Websites, courses and other resources
- Tauiwi Tautoko offers what we would consider "digital deescalation training"—that is, their trainings equip you to tackle anti-Māori racism in the comment sections of Aotearoa New Zealand’s corner of the internet. Using a method built on empirical research, you learn how to engage people where they’re at, lower their guards and get their feelings to care a bit more about the facts! Many of these skills are equally applicable offline too, making it well worth anyone’s time.
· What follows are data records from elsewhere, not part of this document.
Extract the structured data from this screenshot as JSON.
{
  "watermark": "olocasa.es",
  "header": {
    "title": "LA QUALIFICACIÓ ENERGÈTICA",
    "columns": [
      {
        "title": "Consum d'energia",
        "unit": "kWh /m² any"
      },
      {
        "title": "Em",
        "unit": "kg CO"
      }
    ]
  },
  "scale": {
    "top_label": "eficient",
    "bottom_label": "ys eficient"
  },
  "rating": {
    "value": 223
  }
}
- White Awake is an American white antiracism folk school that Gathering at the Gate was directly inspired by. Their work takes a historical look at racism and capitalism (and patriarchy too in some of their courses), and seriously unpacks why white people should have skin in the antiracism game. While the organisation is definitely working within and speaking to an American context, we highly recommend them and have taken many of their courses ourselves.
- Báyò Akómoláfé’s website is an absolute treasure of a resource. A true visionary, his work (and courses) seek to find pathways out of the destruction brought on by colonial ways of thinking and being.
- Christine Sleeter’s website offers some basic frameworks and tools for carrying out critical family history research, a central component of GatG’s work.